As usual, music videos remain stalwart at the front lines of audiovisual innovation. And while P.T. Anderson may’ve directed the shit out of that no-nonsense, edit portal sequence in Radiohead’s “Daydreaming” video, we were more interested in the enduring and ever-refined tradition of classical presentation. The vocalist addresses the audience in a fetching mise en scène, and we are made to understand how inextricable a performer’s visual flair and body language is from their sound.

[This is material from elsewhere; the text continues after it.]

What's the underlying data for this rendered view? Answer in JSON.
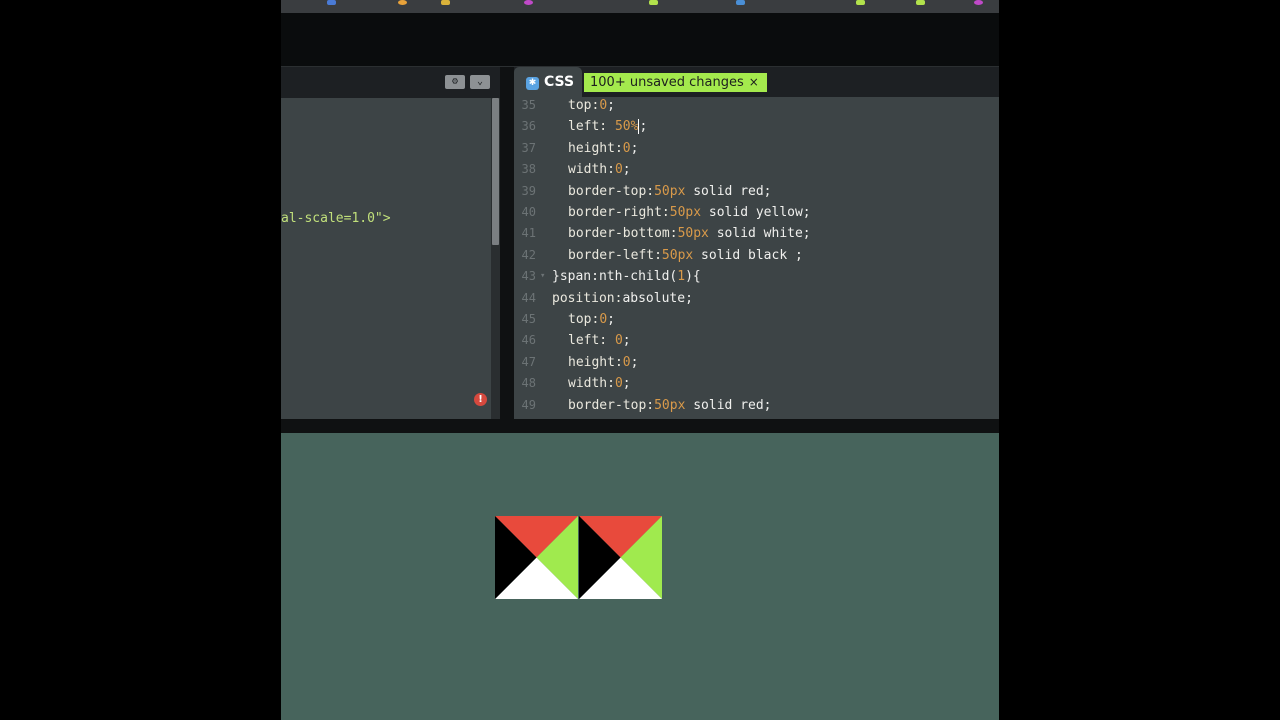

While our list is rife with vids celebrating novel facade, there is also the unceremonious dropping of facade in evidence (along with the inevitable free choreographies of corporeal denial).
Whether it was slo-mo rogue-opulent smoke-and-mirrors extravagance, porno tweaked to our dementedly exacting aesthetic imperatives, perspective tangents off of our point-and-shoot bloodlust, the famous sleeping soundly while an unseen intruder watches and waits, brutal brushes with destabilizing awarenesses splitting your head open and leaving nothing to the godforsaken imagination, or just Yung Lean playing pretend Kurt Cobain in the woods, 2016’s best videos had everything and nothing to say. There was an odd, in-the-moment-infallible sanctuary to even the most passive of these diversions. Flaccid slings and broken arrows, spilled from on high with drooling confidence. Steep grades and stiff grips fronted at our mangy corner of stinking heat, roundly searing us raw-eyed, hazy hellevision junkies. All the while, a reflecting skin of imperceptibly expanding circumference has lapped at our proud, idle, and yet radiant flirtations with disassociation and pulse-pounding antipathies unknown.
We shut our solemn mouths and tubed our stupid time away. Together. As ‘twas and ever shall be.
テレヴァペ
永
Director: Televape
Released to instant infamy (even when the video only starred one President), “Famous” got the people going in an ethically bankrupt, especially Kanye West fashion: its demolition of intimacy, the triggering juxtaposition of abusers and victims, a precisely inflammatory body-cast. A live-mural of elision and capture, “breathing and imagining,” before the #MannequinChallenge, before Kim was attacked. Fame is a panoply of gazes, never neutral, never pure, but “Famous” bookends its overdetermined slumber party with pastoral imagery, a foil for the semiopolitics beading at the video’s every pore. When Kanye meets our gaze, near the video’s end, his eyes seem to repeat his earlier quote, “We culture.” His bootleg iconogasm was exploitative, disturbing, transfixing, provocative. Liberated? Not like this, no matter what Kanye wants (us) to feel.